Cameron Trading Post

On highway 89 just a small distance from where 89 and 64 intersect is the city of Cameron, Arizona. Here you can experience a part of U.S history. At this location in the early 1900s , Native American tribes like the Navajo and Hopi traded dry goods for wool, blankets and livestock. Today, visitors can buy Native American crafts and souvenirs. Cameron Trading Post also has an ice cream fountain, an art gallery, a convenience store and a nice lawn with shade from cottonwood trees.

Kaibab National Forest

On the 180 route just 23 minutes from the Grand Canyon, you won’t want to pass by the Kaibab National Forest, home to graceful landscapes and wildlife. If you decide to hike one of its many trails (which is highly recommended) your eyes will be met with a symphony of beauty. You’ll find various forests of ponderosa pines and yellow aspens along with colorful wildflower patches. Enjoy the sound of bubbling springs and lakes. You might even find an excellent view of the Grand Canyon from a few of the trails. Also, you just may spot a black bear or white tail deer.

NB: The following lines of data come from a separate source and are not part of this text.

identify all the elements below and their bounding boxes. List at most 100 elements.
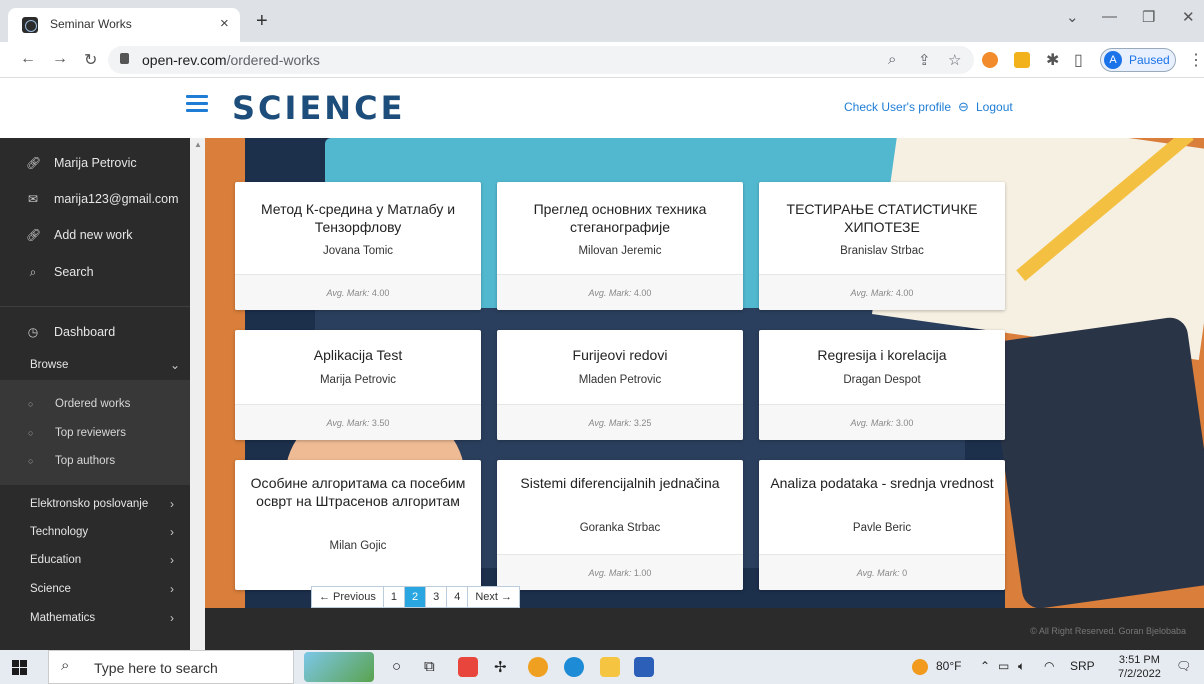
sidebar-user-name[interactable]: 🔗︎ Marija Petrovic bbox=[0, 152, 190, 176]
work-title[interactable]: Aplikacija Test bbox=[245, 346, 471, 364]
work-title[interactable]: Regresija i korelacija bbox=[769, 346, 995, 364]
sidebar-category[interactable]: Education › bbox=[0, 550, 190, 572]
extensions-puzzle-icon[interactable]: ✱ bbox=[1046, 50, 1059, 70]
weather-temperature[interactable]: 80°F bbox=[936, 659, 961, 673]
add-new-work-label: Add new work bbox=[54, 228, 133, 242]
sidebar-item-top-reviewers[interactable]: ○ Top reviewers bbox=[0, 423, 190, 445]
main-content: Метод К-средина у Матлабу и Тензорфлову … bbox=[205, 138, 1204, 608]
weather-sun-icon[interactable] bbox=[912, 659, 928, 675]
profile-button[interactable]: A Paused bbox=[1100, 48, 1176, 72]
work-author: Milovan Jeremic bbox=[578, 245, 662, 257]
page-button[interactable]: 3 bbox=[426, 586, 448, 608]
sidebar-item-top-authors[interactable]: ○ Top authors bbox=[0, 451, 190, 473]
logout-icon[interactable]: ⊖ bbox=[958, 99, 969, 115]
category-label: Mathematics bbox=[30, 612, 96, 624]
page-button-current[interactable]: 2 bbox=[404, 586, 427, 608]
sidebar-category[interactable]: Science › bbox=[0, 579, 190, 601]
task-view-icon[interactable]: ⧉ bbox=[424, 658, 435, 675]
avg-mark-value: 0 bbox=[902, 568, 908, 578]
work-card[interactable]: Особине алгоритама са посебим осврт на Ш… bbox=[235, 460, 481, 590]
sidebar-item-add-new-work[interactable]: 🔗︎ Add new work bbox=[0, 224, 190, 248]
category-label: Education bbox=[30, 554, 82, 566]
windows-start-icon[interactable] bbox=[12, 660, 27, 675]
bookmark-star-icon[interactable]: ☆ bbox=[948, 51, 961, 69]
restore-icon[interactable]: ❐ bbox=[1142, 8, 1155, 26]
taskbar-search-placeholder: Type here to search bbox=[94, 660, 218, 676]
pagination: ← Previous 1 2 3 4 Next → bbox=[311, 586, 521, 608]
taskbar-search-box[interactable]: ⌕ Type here to search bbox=[48, 650, 294, 684]
work-title[interactable]: Преглед основних техника стеганографије bbox=[507, 200, 733, 236]
next-page-button[interactable]: Next → bbox=[468, 586, 521, 608]
extension-icon[interactable] bbox=[1014, 52, 1030, 68]
pinned-app-icon[interactable]: ✢ bbox=[494, 658, 507, 676]
new-tab-icon[interactable]: + bbox=[256, 10, 268, 33]
logout-link[interactable]: Logout bbox=[976, 100, 1013, 114]
language-indicator[interactable]: SRP bbox=[1070, 659, 1095, 673]
minimize-icon[interactable]: — bbox=[1102, 8, 1117, 25]
sidebar-category[interactable]: Mathematics › bbox=[0, 608, 190, 630]
tab-search-chevron-icon[interactable]: ⌄ bbox=[1066, 8, 1079, 26]
notifications-icon[interactable]: 🗨︎ bbox=[1176, 659, 1191, 673]
zoom-search-icon[interactable]: ⌕ bbox=[888, 51, 896, 68]
tab-close-icon[interactable]: × bbox=[220, 15, 229, 32]
firefox-app-icon[interactable] bbox=[528, 657, 548, 677]
work-card[interactable]: Преглед основних техника стеганографије … bbox=[497, 182, 743, 310]
work-card[interactable]: Метод К-средина у Матлабу и Тензорфлову … bbox=[235, 182, 481, 310]
battery-icon[interactable]: ▭ bbox=[998, 659, 1009, 673]
wifi-icon[interactable]: ◠ bbox=[1044, 659, 1054, 673]
window-close-icon[interactable]: ✕ bbox=[1182, 8, 1195, 26]
address-bar[interactable]: open-rev.com/ordered-works ⌕ ⇪ ☆ bbox=[108, 46, 974, 74]
file-explorer-icon[interactable] bbox=[600, 657, 620, 677]
forward-icon[interactable]: → bbox=[52, 50, 68, 68]
site-logo[interactable]: SCIENCE bbox=[232, 89, 405, 127]
chrome-app-icon[interactable] bbox=[458, 657, 478, 677]
avg-mark-label: Avg. Mark: bbox=[326, 288, 370, 298]
check-profile-link[interactable]: Check User's profile bbox=[844, 100, 951, 114]
work-title[interactable]: Furijeovi redovi bbox=[507, 346, 733, 364]
chevron-right-icon: › bbox=[170, 611, 174, 625]
hamburger-menu-icon[interactable] bbox=[186, 95, 208, 113]
browser-tab[interactable]: Seminar Works × bbox=[8, 8, 240, 42]
work-mark: Avg. Mark: 4.00 bbox=[497, 274, 743, 310]
page-button[interactable]: 4 bbox=[447, 586, 469, 608]
work-title[interactable]: Особине алгоритама са посебим осврт на Ш… bbox=[245, 474, 471, 510]
chevron-down-icon: ⌄ bbox=[170, 358, 181, 372]
menu-kebab-icon[interactable]: ⋮ bbox=[1188, 50, 1204, 70]
share-icon[interactable]: ⇪ bbox=[918, 51, 931, 69]
work-title[interactable]: Метод К-средина у Матлабу и Тензорфлову bbox=[245, 200, 471, 236]
avg-mark-value: 3.50 bbox=[371, 418, 390, 428]
cortana-circle-icon[interactable]: ○ bbox=[392, 658, 401, 675]
scroll-up-icon[interactable]: ▲ bbox=[194, 140, 202, 149]
extension-icon[interactable] bbox=[982, 52, 998, 68]
page-button[interactable]: 1 bbox=[383, 586, 405, 608]
side-panel-icon[interactable]: ▯ bbox=[1074, 50, 1083, 70]
work-title[interactable]: Analiza podataka - srednja vrednost bbox=[769, 474, 995, 492]
sidebar-scrollbar[interactable]: ▲ bbox=[190, 138, 205, 650]
tray-chevron-icon[interactable]: ⌃ bbox=[980, 659, 990, 673]
volume-icon[interactable]: 🔈︎ bbox=[1018, 659, 1025, 674]
search-highlight-image bbox=[304, 652, 374, 682]
sidebar-category[interactable]: Elektronsko poslovanje › bbox=[0, 494, 190, 516]
sidebar-browse-toggle[interactable]: Browse ⌄ bbox=[0, 355, 190, 377]
edge-app-icon[interactable] bbox=[564, 657, 584, 677]
word-app-icon[interactable] bbox=[634, 657, 654, 677]
sidebar-category[interactable]: Technology › bbox=[0, 522, 190, 544]
work-card[interactable]: Regresija i korelacija Dragan Despot Avg… bbox=[759, 330, 1005, 440]
back-icon[interactable]: ← bbox=[20, 50, 36, 68]
system-clock[interactable]: 3:51 PM 7/2/2022 bbox=[1118, 653, 1161, 681]
sidebar-item-search[interactable]: ⌕ Search bbox=[0, 261, 190, 285]
sidebar-item-dashboard[interactable]: ◷ Dashboard bbox=[0, 321, 190, 345]
work-title[interactable]: ТЕСТИРАЊЕ СТАТИСТИЧКЕ ХИПОТЕЗЕ bbox=[769, 200, 995, 236]
work-card[interactable]: Analiza podataka - srednja vrednost Pavl… bbox=[759, 460, 1005, 590]
work-card[interactable]: Sistemi diferencijalnih jednačina Gorank… bbox=[497, 460, 743, 590]
work-title[interactable]: Sistemi diferencijalnih jednačina bbox=[507, 474, 733, 492]
work-card[interactable]: ТЕСТИРАЊЕ СТАТИСТИЧКЕ ХИПОТЕЗЕ Branislav… bbox=[759, 182, 1005, 310]
reload-icon[interactable]: ↻ bbox=[84, 50, 97, 70]
work-card[interactable]: Aplikacija Test Marija Petrovic Avg. Mar… bbox=[235, 330, 481, 440]
sidebar-user-email[interactable]: ✉ marija123@gmail.com bbox=[0, 188, 190, 212]
work-card[interactable]: Furijeovi redovi Mladen Petrovic Avg. Ma… bbox=[497, 330, 743, 440]
previous-page-button[interactable]: ← Previous bbox=[311, 586, 384, 608]
work-author: Mladen Petrovic bbox=[578, 374, 662, 386]
avatar: A bbox=[1104, 51, 1122, 69]
sidebar-item-ordered-works[interactable]: ○ Ordered works bbox=[0, 394, 190, 416]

The forest has trails that vary in difficulty, some of which are suitable for the whole family.

Elden Pueblo Archeological Site

This site was home of the Sinagua Indians between 1070 and 1275. Located in Coconino National Park, the site provides historical findings of the Native American tribe and allows the public to explore them. View excavations and remnants of a trading post where they traded with other tribes from as far away as California and Mexico.

What Are the Best Restaurants On The Way?

Photo credit: https://commons.wikimedia.org/

Photo credit: https://commons.wikimedia.org/

El Tovar Lodge Dining Room

There’s always a place to stop and grab lunch on the road to the Grand Canyon, but El Tovar might bring you more interest for the dollars you spend. Located in the historic town of El Tovar, it has American cuisine made from local, organic, sustainable sources. They serve breakfast, lunch, and dinner that accommodates carnivores and vegetarians.

Some menu highlights include the vegetarian Mushroom Gruyere Burger made with Gruyere and Bleu cheeses, the Navajo Taco (vegetarian option), and the Tri-colored Cheese Tortellini.

Yavapai Tavern

This restaurant offers late lunch and dinner in a calm atmosphere with casual dining, a bar, and delicious Americana. Enjoy your typical American favorites like pizza, soup and sandwiches. If you’re brave, try an elk burger and beer.

Now you’re sure to avoid road trip boredom with these great places to visit before you reach the capstone of your trip.